Background: Previous studies showed that New Zealand-grown ginseng contains an abundance of ginsenosides and that rare less polar ginsenosides, such as Rg3, exhibit more pharmacological activities than polar ginsenosides, which are the major components of ginseng.
Methods: The ginsenoside profile of New Zealand-grown Panax ginseng was manipulated by treatment with acetic acid, sodium hydroxide, pH, and high temperature. The abundance of 23 ginsenosides extracted by different treatments was quantified using high-performance liquid chromatography.

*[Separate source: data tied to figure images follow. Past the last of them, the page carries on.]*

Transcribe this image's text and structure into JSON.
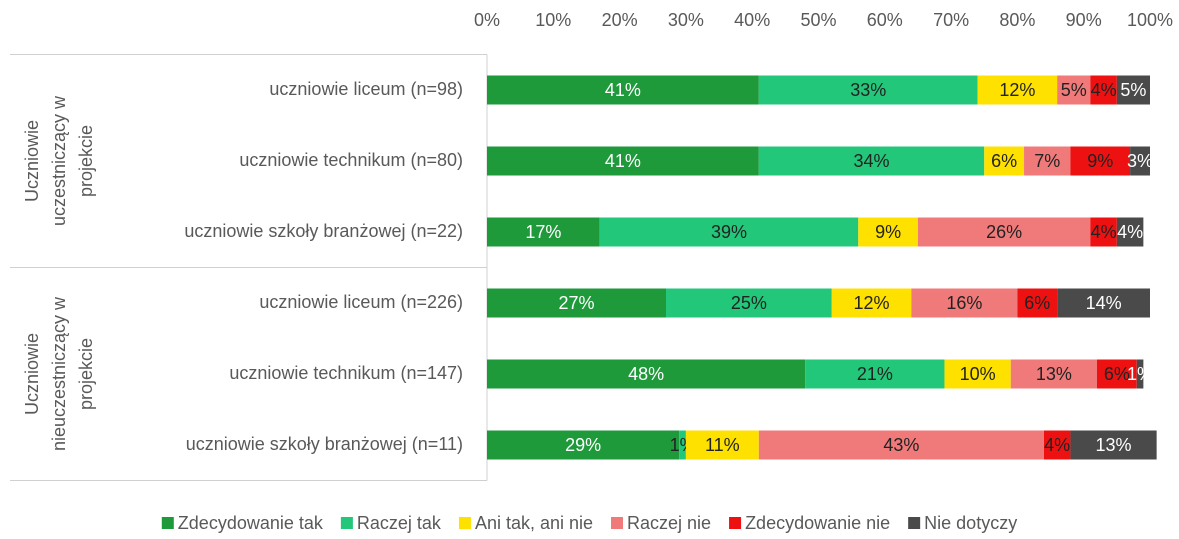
{
  "chart_data": {
    "type": "stacked_bar_horizontal",
    "categories": [
      "uczniowie liceum (n=98)",
      "uczniowie technikum (n=80)",
      "uczniowie szkoły branżowej (n=22)",
      "uczniowie liceum (n=226)",
      "uczniowie technikum (n=147)",
      "uczniowie szkoły branżowej (n=11)"
    ],
    "groups": [
      {
        "label_lines": [
          "Uczniowie",
          "uczestniczący w",
          "projekcie"
        ],
        "rows": [
          0,
          2
        ]
      },
      {
        "label_lines": [
          "Uczniowie",
          "nieuczestniczący w",
          "projekcie"
        ],
        "rows": [
          3,
          5
        ]
      }
    ],
    "xlim": [
      0,
      100
    ],
    "xticks": [
      {
        "value": 0,
        "label": "0%"
      },
      {
        "value": 10,
        "label": "10%"
      },
      {
        "value": 20,
        "label": "20%"
      },
      {
        "value": 30,
        "label": "30%"
      },
      {
        "value": 40,
        "label": "40%"
      },
      {
        "value": 50,
        "label": "50%"
      },
      {
        "value": 60,
        "label": "60%"
      },
      {
        "value": 70,
        "label": "70%"
      },
      {
        "value": 80,
        "label": "80%"
      },
      {
        "value": 90,
        "label": "90%"
      },
      {
        "value": 100,
        "label": "100%"
      }
    ],
    "legend": "bottom",
    "series": [
      {
        "name": "Zdecydowanie tak",
        "color": "#1f9a3b",
        "label_color": "#ffffff",
        "values": [
          41,
          41,
          17,
          27,
          48,
          29
        ],
        "value_labels": [
          "41%",
          "41%",
          "17%",
          "27%",
          "48%",
          "29%"
        ]
      },
      {
        "name": "Raczej tak",
        "color": "#22c77a",
        "label_color": "#222222",
        "values": [
          33,
          34,
          39,
          25,
          21,
          1
        ],
        "value_labels": [
          "33%",
          "34%",
          "39%",
          "25%",
          "21%",
          "1%"
        ]
      },
      {
        "name": "Ani tak, ani nie",
        "color": "#ffe100",
        "label_color": "#222222",
        "values": [
          12,
          6,
          9,
          12,
          10,
          11
        ],
        "value_labels": [
          "12%",
          "6%",
          "9%",
          "12%",
          "10%",
          "11%"
        ]
      },
      {
        "name": "Raczej nie",
        "color": "#f07a7a",
        "label_color": "#222222",
        "values": [
          5,
          7,
          26,
          16,
          13,
          43
        ],
        "value_labels": [
          "5%",
          "7%",
          "26%",
          "16%",
          "13%",
          "43%"
        ]
      },
      {
        "name": "Zdecydowanie nie",
        "color": "#ee1111",
        "label_color": "#222222",
        "values": [
          4,
          9,
          4,
          6,
          6,
          4
        ],
        "value_labels": [
          "4%",
          "9%",
          "4%",
          "6%",
          "6%",
          "4%"
        ]
      },
      {
        "name": "Nie dotyczy",
        "color": "#4a4a4a",
        "label_color": "#ffffff",
        "values": [
          5,
          3,
          4,
          14,
          1,
          13
        ],
        "value_labels": [
          "5%",
          "3%",
          "4%",
          "14%",
          "1%",
          "13%"
        ]
      }
    ]
  }
}
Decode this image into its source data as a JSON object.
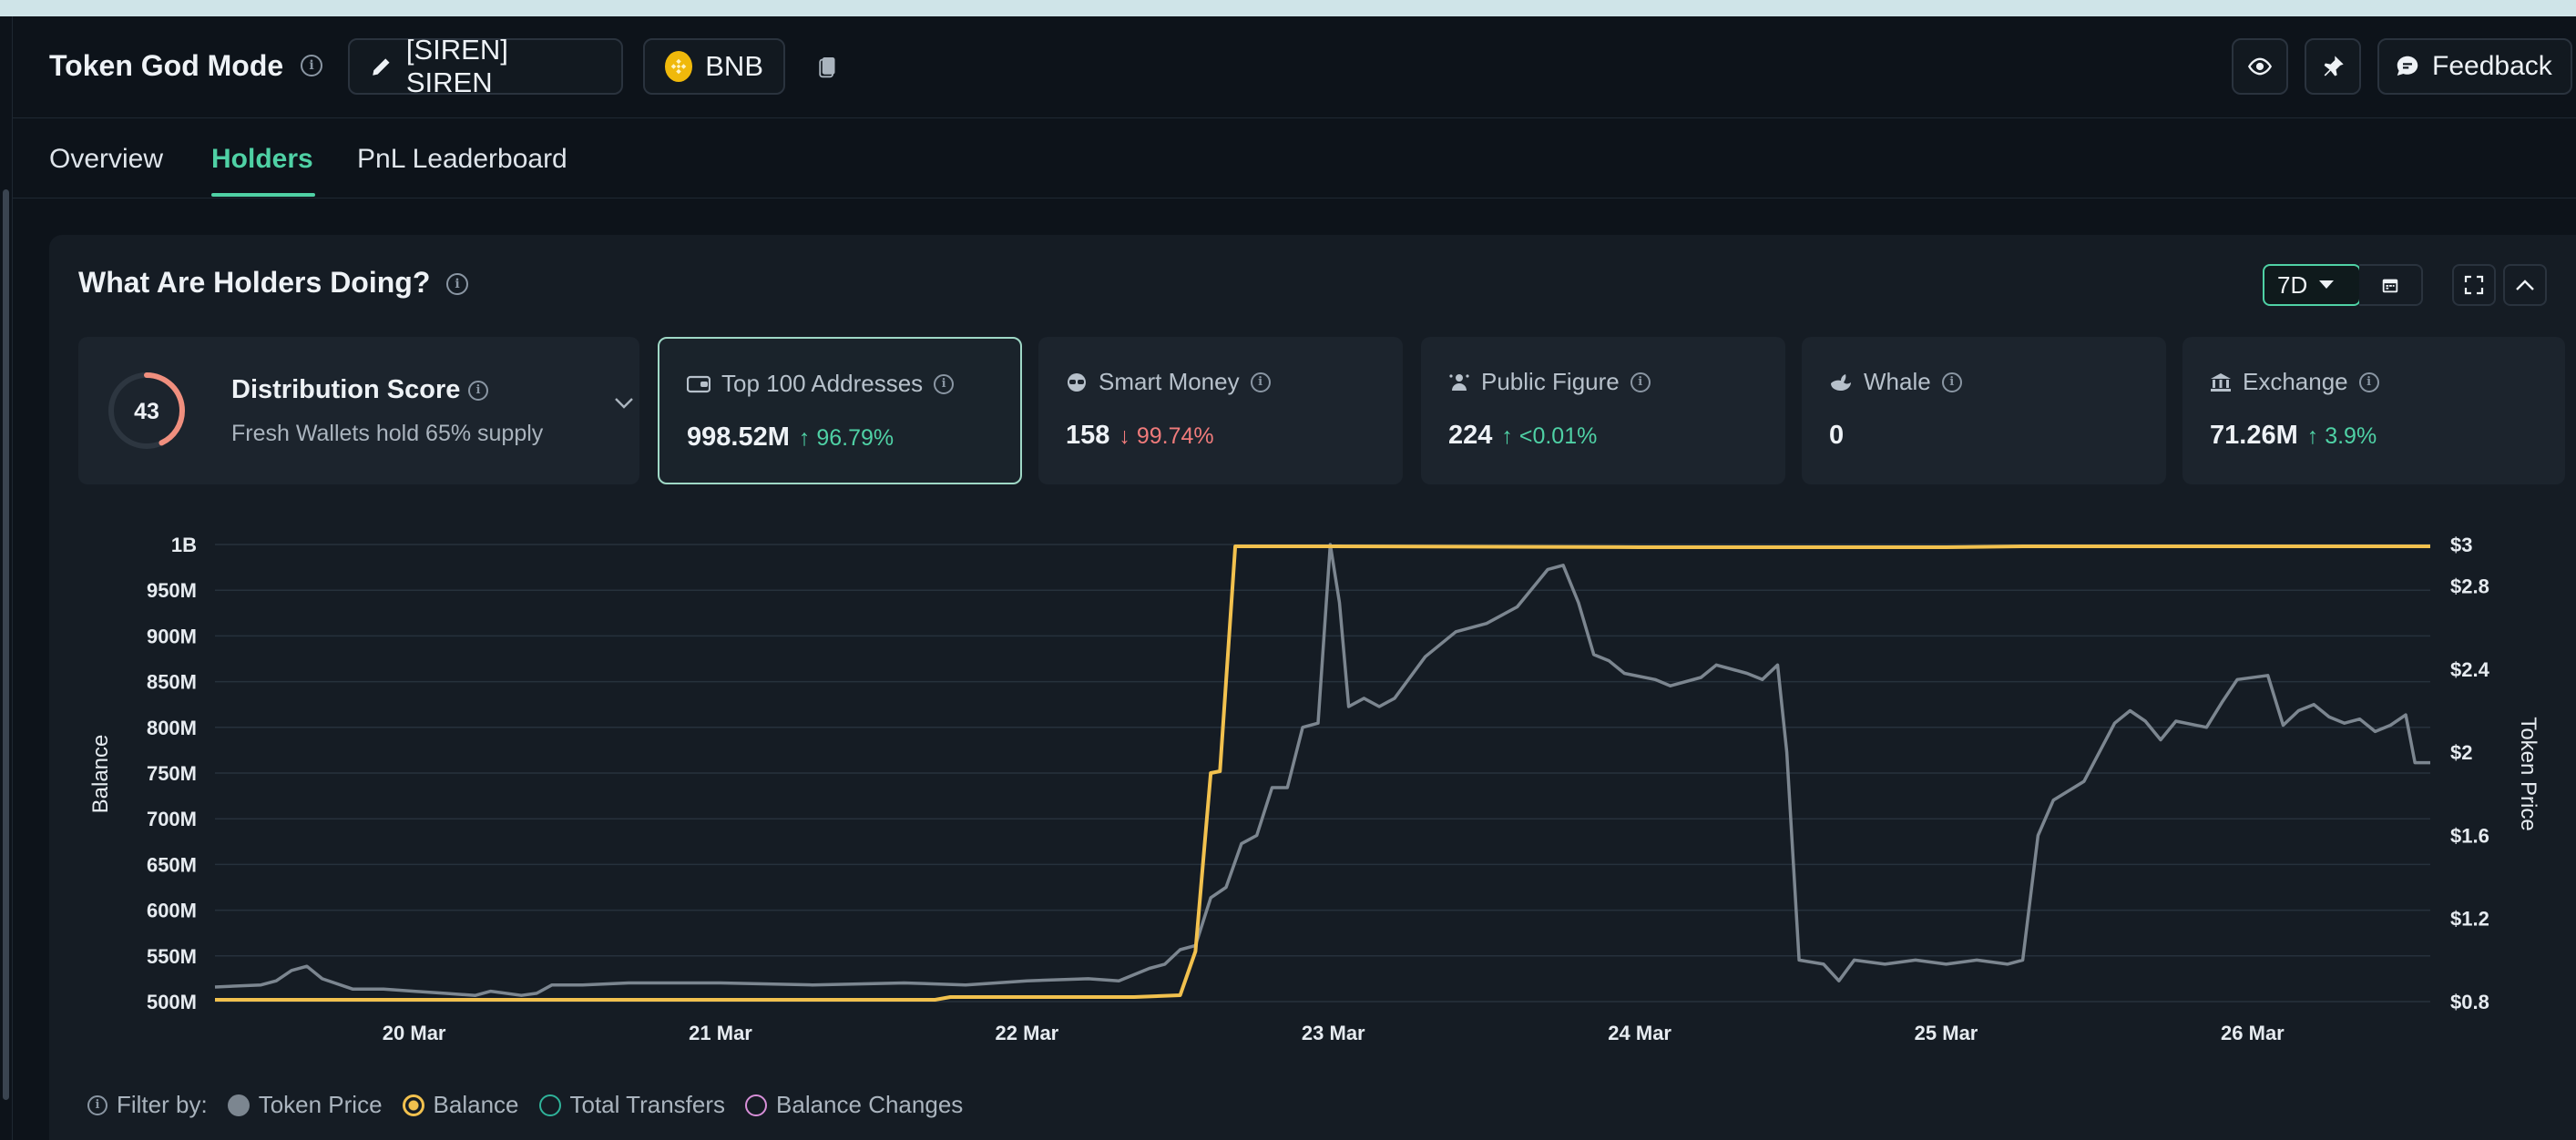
{
  "app": {
    "title": "Token God Mode",
    "token_label": "[SIREN] SIREN",
    "chain_label": "BNB",
    "feedback_label": "Feedback"
  },
  "tabs": [
    {
      "label": "Overview",
      "active": false
    },
    {
      "label": "Holders",
      "active": true
    },
    {
      "label": "PnL Leaderboard",
      "active": false
    }
  ],
  "panel": {
    "title": "What Are Holders Doing?",
    "period": "7D"
  },
  "distribution": {
    "score": "43",
    "score_value": 43,
    "title": "Distribution Score",
    "subtitle": "Fresh Wallets hold 65% supply"
  },
  "cards": [
    {
      "label": "Top 100 Addresses",
      "value": "998.52M",
      "change": "96.79%",
      "direction": "up",
      "icon": "wallet-icon",
      "selected": true
    },
    {
      "label": "Smart Money",
      "value": "158",
      "change": "99.74%",
      "direction": "down",
      "icon": "smart-money-icon",
      "selected": false
    },
    {
      "label": "Public Figure",
      "value": "224",
      "change": "<0.01%",
      "direction": "up",
      "icon": "public-figure-icon",
      "selected": false
    },
    {
      "label": "Whale",
      "value": "0",
      "change": "",
      "direction": "",
      "icon": "whale-icon",
      "selected": false
    },
    {
      "label": "Exchange",
      "value": "71.26M",
      "change": "3.9%",
      "direction": "up",
      "icon": "exchange-icon",
      "selected": false
    }
  ],
  "filter": {
    "label": "Filter by:",
    "items": [
      {
        "label": "Token Price",
        "style": "filled",
        "color": "#7c8690"
      },
      {
        "label": "Balance",
        "style": "ring-filled",
        "color": "#f2c14e"
      },
      {
        "label": "Total Transfers",
        "style": "ring",
        "color": "#2fb39a"
      },
      {
        "label": "Balance Changes",
        "style": "ring",
        "color": "#d78fd8"
      }
    ]
  },
  "colors": {
    "accent": "#4fd1a5",
    "balance_line": "#f2c14e",
    "price_line": "#7c8690",
    "down": "#f07b7b"
  },
  "chart_data": {
    "type": "line",
    "ylabel": "Balance",
    "y2label": "Token Price",
    "x_ticks": [
      "20 Mar",
      "21 Mar",
      "22 Mar",
      "23 Mar",
      "24 Mar",
      "25 Mar",
      "26 Mar"
    ],
    "y_ticks": [
      "1B",
      "950M",
      "900M",
      "850M",
      "800M",
      "750M",
      "700M",
      "650M",
      "600M",
      "550M",
      "500M"
    ],
    "y2_ticks": [
      "$3",
      "$2.8",
      "$2.4",
      "$2",
      "$1.6",
      "$1.2",
      "$0.8"
    ],
    "ylim": [
      500,
      1000
    ],
    "ylim_unit": "M",
    "y2lim": [
      0.8,
      3.0
    ],
    "xlim_days": [
      19.35,
      26.58
    ],
    "series": [
      {
        "name": "Balance",
        "axis": "left",
        "color": "#f2c14e",
        "points": [
          [
            19.35,
            502
          ],
          [
            20.0,
            502
          ],
          [
            21.0,
            502
          ],
          [
            21.7,
            502
          ],
          [
            21.75,
            505
          ],
          [
            22.0,
            505
          ],
          [
            22.35,
            505
          ],
          [
            22.5,
            507
          ],
          [
            22.55,
            555
          ],
          [
            22.6,
            750
          ],
          [
            22.63,
            752
          ],
          [
            22.68,
            998
          ],
          [
            23.0,
            998
          ],
          [
            24.0,
            997
          ],
          [
            25.0,
            997
          ],
          [
            25.25,
            998
          ],
          [
            26.0,
            998
          ],
          [
            26.58,
            998
          ]
        ]
      },
      {
        "name": "Token Price",
        "axis": "right",
        "color": "#7c8690",
        "points": [
          [
            19.35,
            0.87
          ],
          [
            19.5,
            0.88
          ],
          [
            19.55,
            0.9
          ],
          [
            19.6,
            0.95
          ],
          [
            19.65,
            0.97
          ],
          [
            19.7,
            0.91
          ],
          [
            19.8,
            0.86
          ],
          [
            19.9,
            0.86
          ],
          [
            20.0,
            0.85
          ],
          [
            20.1,
            0.84
          ],
          [
            20.2,
            0.83
          ],
          [
            20.25,
            0.85
          ],
          [
            20.35,
            0.83
          ],
          [
            20.4,
            0.84
          ],
          [
            20.45,
            0.88
          ],
          [
            20.55,
            0.88
          ],
          [
            20.7,
            0.89
          ],
          [
            21.0,
            0.89
          ],
          [
            21.3,
            0.88
          ],
          [
            21.6,
            0.89
          ],
          [
            21.8,
            0.88
          ],
          [
            22.0,
            0.9
          ],
          [
            22.2,
            0.91
          ],
          [
            22.3,
            0.9
          ],
          [
            22.4,
            0.96
          ],
          [
            22.45,
            0.98
          ],
          [
            22.5,
            1.05
          ],
          [
            22.55,
            1.07
          ],
          [
            22.6,
            1.3
          ],
          [
            22.65,
            1.35
          ],
          [
            22.7,
            1.56
          ],
          [
            22.75,
            1.6
          ],
          [
            22.8,
            1.83
          ],
          [
            22.85,
            1.83
          ],
          [
            22.9,
            2.12
          ],
          [
            22.95,
            2.14
          ],
          [
            22.99,
            3.0
          ],
          [
            23.02,
            2.72
          ],
          [
            23.05,
            2.22
          ],
          [
            23.1,
            2.26
          ],
          [
            23.15,
            2.22
          ],
          [
            23.2,
            2.26
          ],
          [
            23.3,
            2.46
          ],
          [
            23.4,
            2.58
          ],
          [
            23.5,
            2.62
          ],
          [
            23.6,
            2.7
          ],
          [
            23.7,
            2.88
          ],
          [
            23.75,
            2.9
          ],
          [
            23.8,
            2.72
          ],
          [
            23.85,
            2.47
          ],
          [
            23.9,
            2.44
          ],
          [
            23.95,
            2.38
          ],
          [
            24.05,
            2.35
          ],
          [
            24.1,
            2.32
          ],
          [
            24.2,
            2.36
          ],
          [
            24.25,
            2.42
          ],
          [
            24.35,
            2.38
          ],
          [
            24.4,
            2.35
          ],
          [
            24.45,
            2.42
          ],
          [
            24.48,
            2.0
          ],
          [
            24.52,
            1.0
          ],
          [
            24.6,
            0.98
          ],
          [
            24.65,
            0.9
          ],
          [
            24.7,
            1.0
          ],
          [
            24.8,
            0.98
          ],
          [
            24.9,
            1.0
          ],
          [
            25.0,
            0.98
          ],
          [
            25.1,
            1.0
          ],
          [
            25.2,
            0.98
          ],
          [
            25.25,
            1.0
          ],
          [
            25.3,
            1.6
          ],
          [
            25.35,
            1.77
          ],
          [
            25.45,
            1.86
          ],
          [
            25.55,
            2.14
          ],
          [
            25.6,
            2.2
          ],
          [
            25.65,
            2.15
          ],
          [
            25.7,
            2.06
          ],
          [
            25.75,
            2.15
          ],
          [
            25.85,
            2.12
          ],
          [
            25.9,
            2.24
          ],
          [
            25.95,
            2.35
          ],
          [
            26.05,
            2.37
          ],
          [
            26.1,
            2.13
          ],
          [
            26.15,
            2.2
          ],
          [
            26.2,
            2.23
          ],
          [
            26.25,
            2.17
          ],
          [
            26.3,
            2.14
          ],
          [
            26.35,
            2.16
          ],
          [
            26.4,
            2.1
          ],
          [
            26.45,
            2.13
          ],
          [
            26.5,
            2.18
          ],
          [
            26.53,
            1.95
          ],
          [
            26.58,
            1.95
          ]
        ]
      }
    ]
  }
}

Results: Treatment with 0.5 mol/L acetic acid can stimulate the degradation of polar ginsenosides to less polar ginsenosides (5.6% Rg3 was accumulated, P < 0.0001). Furthermore, when ginseng root was treated at 121 °C for 100 min in a pH 3.0 acetic acid aqueous solution, the majority of the polar ginsenosides were converted into less polar ginsenosides. Specifically, 83.46 ± 3.69% (P = 0.0360) of the less polar ginsenosides and 41.01 ± 2.39% (P = 0.0412) of Rg3 were enriched. In contrast, alkali treatment did not convert the polar ginsenosides into less polar ginsenosides at mild temperature and less conversion was observed compared with acid treatment at high temperature.
Conclusion: This is the first attempt to manipulate the ginsenoside profile of New Zealand-grown ginseng. The conditions (high temperature with low pH) may be modified to produce and enrich the less polar ginsenoside fraction (especially Rg3) from the total ginseng extract.